Ever since neural networks began their renewed renaissance in 2012, computer vision has been a ripe field of study and innovation for AI researchers and a fruitful area of applied AI for enterprises. Deep learning enables incredible feats of machine vision, such as classifying image subjects at human parity and dynamically generating completely new imagery.
Brands have quickly recognized this technology as a commercial asset. Clarifai, a leading computer vision company with a popular visual intelligence API, was recently used to analyze hundreds of photos of fans during baseball games to identify when they have caught a ball. The insight was then overlaid over stadium seating maps to show the highest probability seats for fans hoping to bring home a souvenir catch. From a business perspective, such data can drive more effective tiered pricing.
The same technology was equally adept playing Hearthstone, a popular card game produced by Blizzard Entertainment. By watching many rounds of play, the AI learned the cards and strategies of the game and could offer play-by-play commentary. During a hackathon, developers used Clarifai’s visual APIs for yet another purpose: Tinder swiping. The algorithms learned the preferences of one of the developers and took over the laborious act of swiping for him.
“The common theme here is customization,” explains Clarifai founder and CEO Matthew Zeiler. “You can teach the platform whatever you want to recognize, and that applies all the way up to the biggest companies.” Indeed, many large corporations in search of faster methods of photo searching and sorting are taking notice. Digital media juggernaut Buzzfeed adopted visual intelligence in order to assist editors in finding relevant photos for articles. Another one of Clarifai’s customers, a proponent of “natural beauty”, used visual intelligence to identify examples from social media of fashionable women not wearing makeup who embodied their brand message.
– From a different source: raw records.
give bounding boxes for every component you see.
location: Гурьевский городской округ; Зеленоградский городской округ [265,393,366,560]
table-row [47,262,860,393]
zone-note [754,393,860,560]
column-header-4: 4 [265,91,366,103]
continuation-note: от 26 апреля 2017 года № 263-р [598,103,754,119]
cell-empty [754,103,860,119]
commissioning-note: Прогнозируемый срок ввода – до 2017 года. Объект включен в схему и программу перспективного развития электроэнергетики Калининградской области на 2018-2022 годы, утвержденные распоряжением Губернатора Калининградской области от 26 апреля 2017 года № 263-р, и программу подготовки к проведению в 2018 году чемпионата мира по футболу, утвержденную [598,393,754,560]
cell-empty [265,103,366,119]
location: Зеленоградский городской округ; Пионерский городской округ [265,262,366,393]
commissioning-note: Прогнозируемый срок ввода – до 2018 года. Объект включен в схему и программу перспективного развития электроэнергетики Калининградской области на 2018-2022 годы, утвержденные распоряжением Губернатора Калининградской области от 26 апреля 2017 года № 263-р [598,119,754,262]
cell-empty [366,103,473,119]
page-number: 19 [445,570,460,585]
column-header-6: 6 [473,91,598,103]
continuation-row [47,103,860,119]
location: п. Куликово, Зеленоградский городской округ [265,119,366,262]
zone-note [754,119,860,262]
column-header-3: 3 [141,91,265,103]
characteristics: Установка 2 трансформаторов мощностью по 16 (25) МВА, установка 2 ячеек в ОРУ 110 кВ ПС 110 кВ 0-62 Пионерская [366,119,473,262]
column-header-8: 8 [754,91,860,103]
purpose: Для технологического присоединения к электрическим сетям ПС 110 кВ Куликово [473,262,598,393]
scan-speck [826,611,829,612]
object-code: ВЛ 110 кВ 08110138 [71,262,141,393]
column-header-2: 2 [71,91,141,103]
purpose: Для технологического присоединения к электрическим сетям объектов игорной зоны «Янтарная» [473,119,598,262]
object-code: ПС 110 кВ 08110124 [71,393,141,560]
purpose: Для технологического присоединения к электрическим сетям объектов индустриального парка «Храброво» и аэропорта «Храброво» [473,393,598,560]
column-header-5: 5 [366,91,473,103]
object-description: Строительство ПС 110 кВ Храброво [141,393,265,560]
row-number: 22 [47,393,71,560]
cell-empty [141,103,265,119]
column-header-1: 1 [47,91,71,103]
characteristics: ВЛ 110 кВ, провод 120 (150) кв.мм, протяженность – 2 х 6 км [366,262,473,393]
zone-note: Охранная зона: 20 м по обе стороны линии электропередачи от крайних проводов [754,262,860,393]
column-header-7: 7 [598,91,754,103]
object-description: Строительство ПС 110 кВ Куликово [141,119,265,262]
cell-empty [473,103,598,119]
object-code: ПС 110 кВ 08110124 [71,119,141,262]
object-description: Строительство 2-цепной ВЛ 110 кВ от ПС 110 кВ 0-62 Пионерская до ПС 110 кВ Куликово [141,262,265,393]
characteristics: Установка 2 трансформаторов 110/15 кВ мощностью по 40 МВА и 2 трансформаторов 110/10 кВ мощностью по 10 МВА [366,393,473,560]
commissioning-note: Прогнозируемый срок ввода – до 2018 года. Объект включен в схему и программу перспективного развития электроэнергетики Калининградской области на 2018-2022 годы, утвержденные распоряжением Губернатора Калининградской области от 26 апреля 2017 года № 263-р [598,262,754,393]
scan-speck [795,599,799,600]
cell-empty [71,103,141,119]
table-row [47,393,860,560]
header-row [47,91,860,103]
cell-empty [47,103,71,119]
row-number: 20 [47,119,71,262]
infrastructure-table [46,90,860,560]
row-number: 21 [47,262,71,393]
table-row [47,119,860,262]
Zeiler and his team at Clarifai are not the only ones who are banking on the potential of visual intelligence. Major players like Google, IBM, Salesforce, Microsoft as well as smaller entities such as GumGum and Ditto all offer computer vision solutions. The Google Cloud Vision API, for example, enables user to easily organize stored photos. Amazon’s version, Rekognition, is marketed towards developers who want to add facial recognition security to apps or record the demographics of their viewers. GumGum’s offer is directed at companies interested in using social media posts to monitor brand representation online or calculate earned media from videos of sporting events. A big promise of visual recognition, says Zeiler, is that of “next-level analytics that show how your products are being used out in the world.”
Challenges still remain, especially with brand data. For example, many retailers have catalog photos of products against white backgrounds. While an algorithm could be trained to recognize these products in sanitized conditions, identifying the same shoes in real-world scenarios would require more training data. Zeiler says the key going forward is that “it’s not going to be the AI experts that collect this data – it’s going to be everybody on the planet.” To facilitate this, he and his team are making their technology as widely-adoptable and user-friendly as possible to “get everybody interacting.”
Another challenge is the lack of high-resolution images, which are crucial for certain applications. Many brands are clamoring for AI solutions for automatic counterfeit detection. The difference between a counterfeit and a real product tends to be very subtle, such as slight variation on a purse buckle or shoelaces, and will likely be undetectable in a low-resolution photo. Many times the difference is hard even for human eyes to detect.
Zeiler also believes multi-modal neural networks – i.e. those which can process many different media types in parallel, such as audio, video, and text – is the next innovation to focus on. “Fusing more than one data type is difficult,” he points out, “and multi-function neural nets don’t perform as well as single ones.” However, there’s extraordinary value to analyzing multiple aspects of a product at once, such as the image, description, prices, user reviews, and user generated images and videos. Zeiler hopes to handle up to 10 modalities at once.
While tech giants have been snapping up AI startup companies like Orbeus, Alchemy, and Metamind to catch up in the AI wars, Zeiler believes a dedicated commitment to customer needs will help Clarifai maintain a competitive advantage. “Google makes internet balloons, self-driving cars, word processors, email clients, and of course search and advertising products. With so many divisions, they compete with their customers.” If an advertiser sees their proprietary data as their key defensible advantage, they might be hesitant to send this data to Google’s clouds. Similarly, Amazon can learn from another retailer’s data and compete them with directly.
“Twilio is the independent communications company. Stripe is the independent payments company. Spotify is the independent music company. We believe Clarifai will be the independent vision company,” Zeiler concludes.